Skills — Reusable prompts or tools for common, repeated tasks. Skills encapsulate best practices and domain knowledge into single commands. Examples: a commit-message skill that generates conventional commits from staged changes; a simplify skill that reviews code for unnecessary complexity and suggests refactors; a git-overview skill that runs pre-commit checks for debug artifacts; a claude-api skill that helps optimize Anthropic SDK code for caching and performance.
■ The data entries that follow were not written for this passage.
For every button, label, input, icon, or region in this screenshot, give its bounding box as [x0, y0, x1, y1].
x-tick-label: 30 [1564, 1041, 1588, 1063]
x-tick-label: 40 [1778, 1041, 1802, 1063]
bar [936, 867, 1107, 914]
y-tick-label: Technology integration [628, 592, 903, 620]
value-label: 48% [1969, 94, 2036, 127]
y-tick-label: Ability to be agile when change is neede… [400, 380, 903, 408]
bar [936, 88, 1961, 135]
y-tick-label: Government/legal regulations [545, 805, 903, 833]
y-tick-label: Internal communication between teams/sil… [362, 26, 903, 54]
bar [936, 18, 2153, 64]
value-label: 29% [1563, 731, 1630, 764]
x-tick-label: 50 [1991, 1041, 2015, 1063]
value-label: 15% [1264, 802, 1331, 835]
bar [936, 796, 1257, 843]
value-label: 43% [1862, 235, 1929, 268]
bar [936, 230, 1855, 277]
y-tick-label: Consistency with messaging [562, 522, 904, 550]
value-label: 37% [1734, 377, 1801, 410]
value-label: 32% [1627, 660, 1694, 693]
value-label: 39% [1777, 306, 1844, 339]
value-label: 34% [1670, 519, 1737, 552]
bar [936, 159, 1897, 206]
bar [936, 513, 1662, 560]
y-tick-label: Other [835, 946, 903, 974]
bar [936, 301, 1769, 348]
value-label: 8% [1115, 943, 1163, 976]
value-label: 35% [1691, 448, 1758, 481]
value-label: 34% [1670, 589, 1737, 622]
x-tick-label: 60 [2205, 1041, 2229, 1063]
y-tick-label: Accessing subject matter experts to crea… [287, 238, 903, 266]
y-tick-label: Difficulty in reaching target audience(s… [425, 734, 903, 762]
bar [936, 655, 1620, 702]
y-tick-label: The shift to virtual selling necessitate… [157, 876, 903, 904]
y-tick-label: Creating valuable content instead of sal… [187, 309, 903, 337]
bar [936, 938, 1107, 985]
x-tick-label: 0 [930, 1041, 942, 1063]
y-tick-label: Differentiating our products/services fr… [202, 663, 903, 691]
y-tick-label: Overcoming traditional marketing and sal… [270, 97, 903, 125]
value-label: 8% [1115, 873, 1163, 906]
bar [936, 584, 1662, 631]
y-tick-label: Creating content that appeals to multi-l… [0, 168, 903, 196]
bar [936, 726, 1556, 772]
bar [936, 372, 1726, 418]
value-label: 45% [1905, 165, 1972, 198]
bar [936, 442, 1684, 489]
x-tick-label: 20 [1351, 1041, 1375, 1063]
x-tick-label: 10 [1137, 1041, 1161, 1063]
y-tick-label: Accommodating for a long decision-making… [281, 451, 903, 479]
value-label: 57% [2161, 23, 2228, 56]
Hooks — Automated workflows that execute before or after a specific event. Hooks run locally without user intervention, making them ideal for guardrails and efficiency. Examples: run a security scan before every commit; auto-format code after file save; run tests after a branch is pushed; check for hardcoded credentials or API keys.
Preferences — A declarative document (like
.claude/settings.jsonorCLAUDE.md) that establishes your architectural approach, coding conventions, style guide, tool constraints, and agentic behaviors. Instead of repeating guidance in every conversation, you write it once and all tools read it. Examples: “use async/await in TypeScript, not Promises”; “run database tests against a real DB, not mocks”; “before deploying, check the oncall dashboard at grafana.internal/d/api-latency”; “prefer Sonnet 4.6 for code review, Haiku 4.5 for quick edits”.